You might want to double check your own numbers.
EU having “comparable or slightly more” cars than the US depends entirely on whether you count the EU as a single bloc or as individual nations. Per capita car ownership is still higher in the US. Road length is also not the relevant metric. What matters is road design, lane width, speed environment, lighting, and pedestrian exposure.
Pointing to “a lot of European routes” does not explain why US pedestrian deaths climbed 80 percent in 15 years while EU rates fell. Road geometry, car size, and enforcement patterns do.
Sidewalks and bike lanes are part of the story but not the whole story.
If we are trading verification requests, the burden applies both ways.
You are mixing up “Devils advocate” with “prove the negative for me.”
The point of Devils advocate is to test assumptions, not to accept the first correlation as gospel.

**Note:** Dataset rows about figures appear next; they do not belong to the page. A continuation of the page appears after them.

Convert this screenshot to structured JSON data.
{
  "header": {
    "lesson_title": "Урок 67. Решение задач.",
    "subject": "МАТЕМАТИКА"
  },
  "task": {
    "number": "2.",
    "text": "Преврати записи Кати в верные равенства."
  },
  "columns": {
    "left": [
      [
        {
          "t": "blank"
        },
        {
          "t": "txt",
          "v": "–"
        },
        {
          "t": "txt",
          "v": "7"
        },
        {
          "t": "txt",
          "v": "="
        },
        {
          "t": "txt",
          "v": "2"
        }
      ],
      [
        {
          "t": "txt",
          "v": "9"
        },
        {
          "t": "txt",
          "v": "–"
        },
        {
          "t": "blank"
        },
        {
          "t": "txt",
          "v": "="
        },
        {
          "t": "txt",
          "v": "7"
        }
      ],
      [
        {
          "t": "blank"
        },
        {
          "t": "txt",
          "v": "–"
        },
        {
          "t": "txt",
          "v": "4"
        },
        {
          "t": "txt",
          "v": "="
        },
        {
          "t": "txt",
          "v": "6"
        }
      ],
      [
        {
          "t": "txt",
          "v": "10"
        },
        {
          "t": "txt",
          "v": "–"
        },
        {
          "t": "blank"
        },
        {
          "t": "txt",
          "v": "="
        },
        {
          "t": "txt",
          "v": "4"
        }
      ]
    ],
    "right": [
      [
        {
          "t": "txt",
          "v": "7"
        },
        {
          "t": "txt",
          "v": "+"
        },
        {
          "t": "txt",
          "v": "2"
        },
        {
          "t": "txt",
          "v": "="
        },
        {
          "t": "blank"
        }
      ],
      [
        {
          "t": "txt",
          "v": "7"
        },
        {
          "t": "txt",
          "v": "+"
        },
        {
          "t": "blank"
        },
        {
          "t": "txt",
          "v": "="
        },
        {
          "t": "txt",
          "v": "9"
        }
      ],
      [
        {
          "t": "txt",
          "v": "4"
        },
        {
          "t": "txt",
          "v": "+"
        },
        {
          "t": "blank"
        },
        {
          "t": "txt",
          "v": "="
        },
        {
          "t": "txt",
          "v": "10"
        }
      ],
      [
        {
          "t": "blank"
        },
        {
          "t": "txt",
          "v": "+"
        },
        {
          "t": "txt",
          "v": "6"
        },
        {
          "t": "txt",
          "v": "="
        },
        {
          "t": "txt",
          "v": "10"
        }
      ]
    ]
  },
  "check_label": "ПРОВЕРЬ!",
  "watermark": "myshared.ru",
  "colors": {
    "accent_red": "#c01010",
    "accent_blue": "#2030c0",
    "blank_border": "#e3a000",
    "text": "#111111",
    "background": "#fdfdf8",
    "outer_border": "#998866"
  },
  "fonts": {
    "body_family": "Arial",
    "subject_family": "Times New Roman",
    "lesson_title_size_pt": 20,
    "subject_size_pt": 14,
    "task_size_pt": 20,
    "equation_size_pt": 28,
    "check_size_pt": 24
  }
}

If pedestrian and cyclist deaths rise 80% and 50% while vehicle size, road design, lighting, speeding, and impairment trends also shift, then asking whether those factors matter is not “sowing doubt.” It is literally how causal analysis works.
If your position is that questioning causality is illegitimate unless I hand you a fully formed alternative theory, then you are not defending evidence. You are defending certainty.
nope, and arguing the point was anticipated. You've still not presented anything.
You're free to suggest an alternative concept, and that would be discussed because this is a forum, and not a place to play transparent political games.
There might be something in those stats other than anecdotal vibes.